Nearly 46 million people are subject to forced labor and involuntary servitude, according to the Global Slavery Index. And these abominable labor practices are paying off quite handsomely for the companies perpetrating them. Forced labor in the private economy generates $150 billion in illegal profits every year, according to Helen Carter, a consultant with Action Sustainability.

Addressing the topic of how to combat modern slavery in supply chains at the recent Institute for Supply Management (ISM) 2017 conference, Carter pointed out that companies need to spell out their specific policies toward slavery and forced labor standards, including how to protect whistleblowers. Every employee of a company, especially those at the top of the corporate ladder, should be in full support of thwarting labor exploitation. She also strongly urges that companies map out their supply chains so they can identify where their biggest risks are for exploitation, and then devise strategies to circumvent those risks.

Of course, it’s not just CPG companies whose supply chains are susceptible to forced labor practices.

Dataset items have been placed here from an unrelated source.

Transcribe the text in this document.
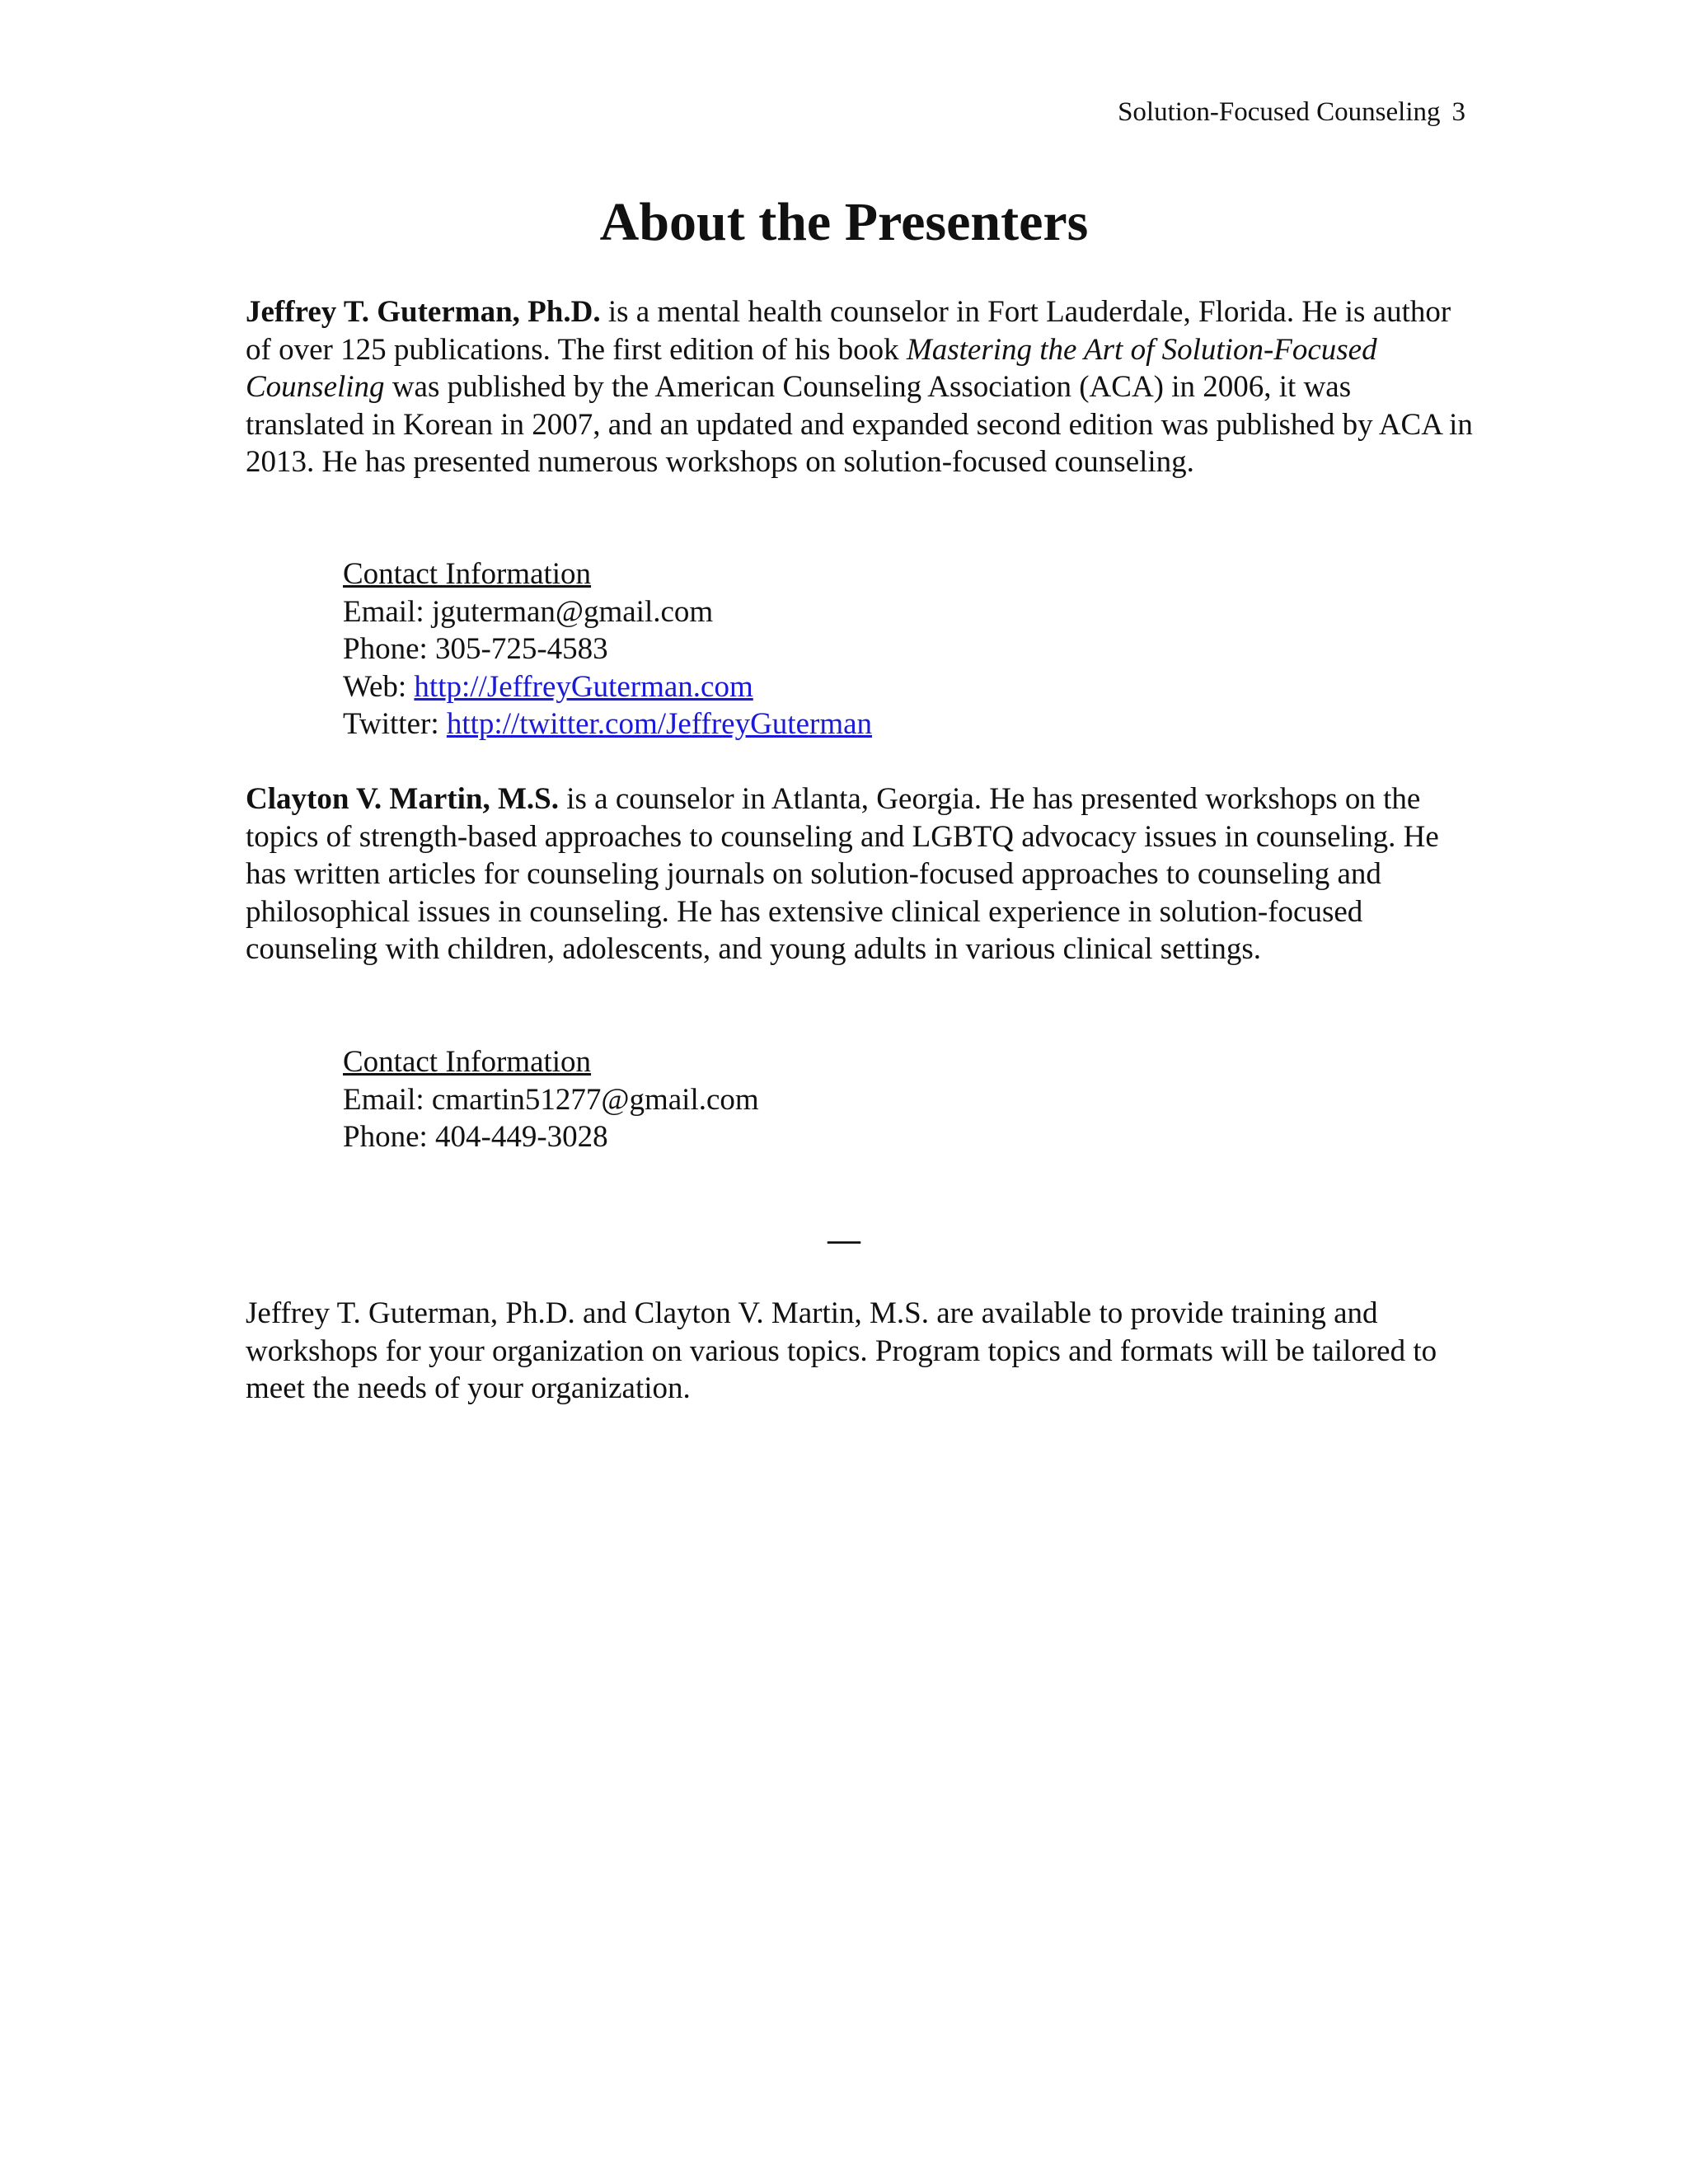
Solution-Focused Counseling 3
About the Presenters

Jeffrey T. Guterman, Ph.D. is a mental health counselor in Fort Lauderdale, Florida. He is author of over 125 publications. The first edition of his book Mastering the Art of Solution-Focused Counseling was published by the American Counseling Association (ACA) in 2006, it was translated in Korean in 2007, and an updated and expanded second edition was published by ACA in 2013. He has presented numerous workshops on solution-focused counseling.

Contact Information
Email: jguterman@gmail.com
Phone: 305-725-4583
Web: http://JeffreyGuterman.com
Twitter: http://twitter.com/JeffreyGuterman

Clayton V. Martin, M.S. is a counselor in Atlanta, Georgia. He has presented workshops on the topics of strength-based approaches to counseling and LGBTQ advocacy issues in counseling. He has written articles for counseling journals on solution-focused approaches to counseling and philosophical issues in counseling. He has extensive clinical experience in solution-focused counseling with children, adolescents, and young adults in various clinical settings.

Contact Information
Email: cmartin51277@gmail.com
Phone: 404-449-3028
—

Jeffrey T. Guterman, Ph.D. and Clayton V. Martin, M.S. are available to provide training and workshops for your organization on various topics. Program topics and formats will be tailored to meet the needs of your organization.
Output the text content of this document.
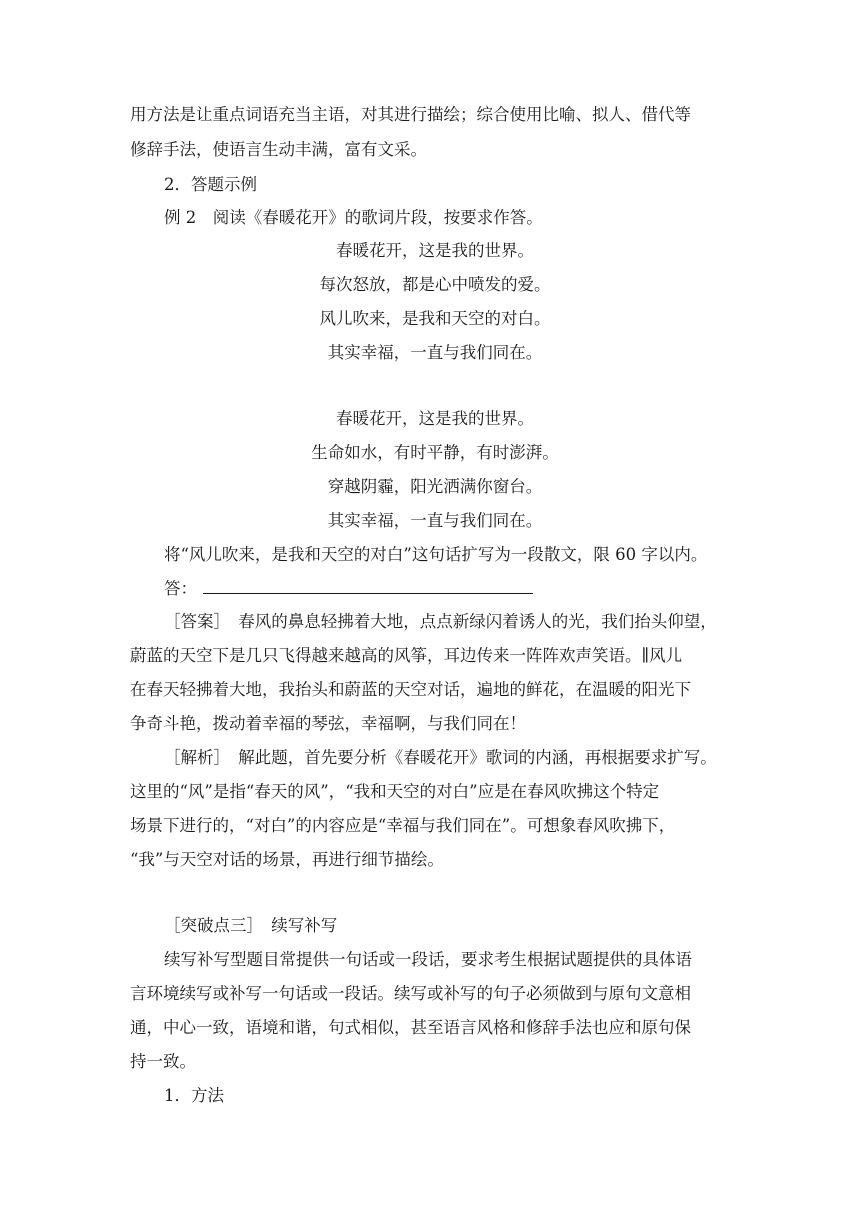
用方法是让重点词语充当主语，对其进行描绘；综合使用比喻、拟人、借代等
修辞手法，使语言生动丰满，富有文采。
2．答题示例
例 2　阅读《春暖花开》的歌词片段，按要求作答。
春暖花开，这是我的世界。
每次怒放，都是心中喷发的爱。
风儿吹来，是我和天空的对白。
其实幸福，一直与我们同在。
春暖花开，这是我的世界。
生命如水，有时平静，有时澎湃。
穿越阴霾，阳光洒满你窗台。
其实幸福，一直与我们同在。
将“风儿吹来，是我和天空的对白”这句话扩写为一段散文，限 60 字以内。
答：
［答案］　春风的鼻息轻拂着大地，点点新绿闪着诱人的光，我们抬头仰望，
蔚蓝的天空下是几只飞得越来越高的风筝，耳边传来一阵阵欢声笑语。∥风儿
在春天轻拂着大地，我抬头和蔚蓝的天空对话，遍地的鲜花，在温暖的阳光下
争奇斗艳，拨动着幸福的琴弦，幸福啊，与我们同在！
［解析］　解此题，首先要分析《春暖花开》歌词的内涵，再根据要求扩写。
这里的“风”是指“春天的风”，“我和天空的对白”应是在春风吹拂这个特定
场景下进行的，“对白”的内容应是“幸福与我们同在”。可想象春风吹拂下，
“我”与天空对话的场景，再进行细节描绘。
［突破点三］　续写补写
续写补写型题目常提供一句话或一段话，要求考生根据试题提供的具体语
言环境续写或补写一句话或一段话。续写或补写的句子必须做到与原句文意相
通，中心一致，语境和谐，句式相似，甚至语言风格和修辞手法也应和原句保
持一致。
1．方法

Apple, whose supply chain Gartner constantly lauds as the gold standard, and other high-tech giants have come under fire by NGOs for their use of contract manufacturers overseas who exploit their workers. Apparel companies like Nike and H&M, also on the Gartner list, have similarly been criticized for sweatshop and slave labor abuses within their extended supply chains.

Admittedly, identifying and eliminating forced labor throughout the supply chain is a huge undertaking, especially since “bad actors have gotten quite good at hiding their subversive activities,” notes Robert Kuhn, who heads the ISM’s Sustainability and Social Responsibility committee. Nevertheless, “eradicating modern slavery is first and foremost a moral imperative, but it is also an issue of reputational risk and regulatory compliance,” Kuhn says. Just because a company says it’s all-in on CSR doesn’t necessarily mean it really is.

Let’s stop kidding ourselves that “sustainability” initiatives, especially those that are based on self-reported goals and accomplishments, are the be-all and end-all of how responsible a company is. The most important consideration for a company is the health and welfare of its employees, as well as the employees of the companies throughout its supply chain. That’s the bottom line.